NEGAUNEE TOWNSHIP, Mich. (WJMN) — When people in crisis call 911, they may not think about how taking those serious calls can affect the dispatchers on the other end of the line.

“There are several people who think you’re just a call taker. But another I guess cliche quote I is if you could see what I hear. The stuff that we hear is gut-wrenching. We are the first line of defense and ones that point everyone in the right direction. We’re the ones that are trying to get all of the information that we can,” said Kristie Buruse, a Marquette County dispatcher and co-coordinator of the Central UP Critical Incident Stress Management team.

Emergency dispatchers are trained on how to handle the worst of situations.

“Some of the things that we’ve actually done through our training is taking care of the caller,” Adam Holloway, a Michigan State Police emergency dispatcher, said. “We know they are going through the absolute worst day of their life when they’re on the phone with us and we want to be the voice on the other line that helps them get through that day because we know after that day their lives have changed forever.”

When your day job involves taking calls about car accidents, shootings and other tragedies, it can have a serious toll on your mental health.

“We feel completely helpless because we don’t know what’s going on and unfortunately a lot of the time we don’t know the end result. We don’t know if we got help there in time, how bad is it? We helped them with CPR in progress, did we help them save their 9-month-old child? And that’s some of the things we have to live with and we do what we can to find out what we can with that,” Holloway said. “On the flip side of that is one of the benefits is when you do help that 9-month-old child and you hear that child crying in the background and you know they’re breathing and you know that child is going to be OK, it’s the greatest feeling in the world.”

Holloway, like many other dispatchers, has ways to cope with the stress of the job.

“Just talking about it. That’s the first step with anything like that, is that you don’t want any of that stuff bottle up and take it with you when you’re out of here. A lot of us have come up with different ways of coping, dealing, decompressing. Me, personally, I do a lot of biking, and then in the wintertime, I officiate junior hockey and just different things like that to help get your mind off of what happened with the call,” Holloway said.

Kristie Buruse has been a dispatcher for over 30 years and is set to retire later this year.

“There are not a lot of people that retire from dispatch due to the stress of the job and due to the fact that there’s not a lot of acknowledgment and you know that’s sad but it’s getting better,” she said.

One way it’s getting better is through Critical Incident Stress Management, also known as CISM. Buruse is co-coordinator of the Central UP CISM Team.

“CISM started in the late ’60s, early ’70s out in the East Coast. What it became of was first responders did not have anything. When we had a bad call, there was nothing there to help them through.

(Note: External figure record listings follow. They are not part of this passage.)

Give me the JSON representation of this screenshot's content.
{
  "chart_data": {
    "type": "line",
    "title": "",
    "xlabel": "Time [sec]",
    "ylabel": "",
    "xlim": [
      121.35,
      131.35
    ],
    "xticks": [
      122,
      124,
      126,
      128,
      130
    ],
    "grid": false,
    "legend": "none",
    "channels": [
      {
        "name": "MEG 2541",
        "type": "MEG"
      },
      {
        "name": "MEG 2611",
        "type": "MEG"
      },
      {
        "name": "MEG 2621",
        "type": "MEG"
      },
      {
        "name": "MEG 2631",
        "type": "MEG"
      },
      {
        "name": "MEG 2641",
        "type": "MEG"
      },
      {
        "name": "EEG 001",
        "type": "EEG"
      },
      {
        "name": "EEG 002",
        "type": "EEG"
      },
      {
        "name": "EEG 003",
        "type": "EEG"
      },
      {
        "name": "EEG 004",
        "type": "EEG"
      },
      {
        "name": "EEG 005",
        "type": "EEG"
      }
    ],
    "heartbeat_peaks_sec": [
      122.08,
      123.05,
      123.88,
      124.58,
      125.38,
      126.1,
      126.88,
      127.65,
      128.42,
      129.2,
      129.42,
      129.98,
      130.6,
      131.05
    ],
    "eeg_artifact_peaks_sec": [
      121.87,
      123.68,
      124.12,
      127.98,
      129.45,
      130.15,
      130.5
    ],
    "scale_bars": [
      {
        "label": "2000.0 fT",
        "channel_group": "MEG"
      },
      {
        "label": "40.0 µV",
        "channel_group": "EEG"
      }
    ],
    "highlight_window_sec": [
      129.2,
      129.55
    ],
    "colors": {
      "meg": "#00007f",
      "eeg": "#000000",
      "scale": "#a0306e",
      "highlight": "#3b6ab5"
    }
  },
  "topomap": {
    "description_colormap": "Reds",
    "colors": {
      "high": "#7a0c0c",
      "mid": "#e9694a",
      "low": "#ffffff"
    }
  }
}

We were just told — and you’ve heard it — ‘Man up,’ ‘stay strong,’ ‘you’re fine.’ That wasn’t working. The suicide rates were skyrocketing and even now they’re still high, because of CISM, a lot of agencies aren’t using it. It’s starting to get a lot better,” Buruse said.

“Our CISM team, the Central UP CISM team, was started I believe in the early ’90s,” she continued. “Myself and Susan Andary just took over as co-coordinators and we are doing more training, we’re getting more members and we’re just carrying on that legacy that our founders started.”

The team focuses on job retention and stress management for dispatchers, law enforcement, EMS, and other first responders in Marquette and Alger counties.

“When we had a bad incident like we did, what we’ll sometimes is immediately before anyone goes off shift, we’ll go talk to the people who were actually involved, make sure they’re OK, give them a few pointers and tips that can help them get through the next couple of days. Then within three, four days we’ll have a debriefing,” Buruse explained. “Anybody who was there will hopefully join in that debriefing and we’ll talk about what happened. It’s not about what went wrong, it’s not about what went right, it’s about what’s going on in your mind — letting people know what they’re experiencing pretty much no matter what it is normal and that they need to have self-care.”

Michigan State Police Trooper Thomas Kinnunen has seen the benefits of CISM after an emergency situation.

“There is a toll that first responders take of responding to these types of incidents or situations and it’s normal,” he said. “CISM is here to help process and gives us tools to get back on track and go forward. It’s not an easy overnight kind of thing. It’s a process.”

While their jobs aren’t easy, first responders want the public to know that they want you to make that call if you are struggling and will try their best to get the help you need.

“Mental health is very important. We gotta take care of ourselves and respect our limits and know our limits,” Kinnunen said.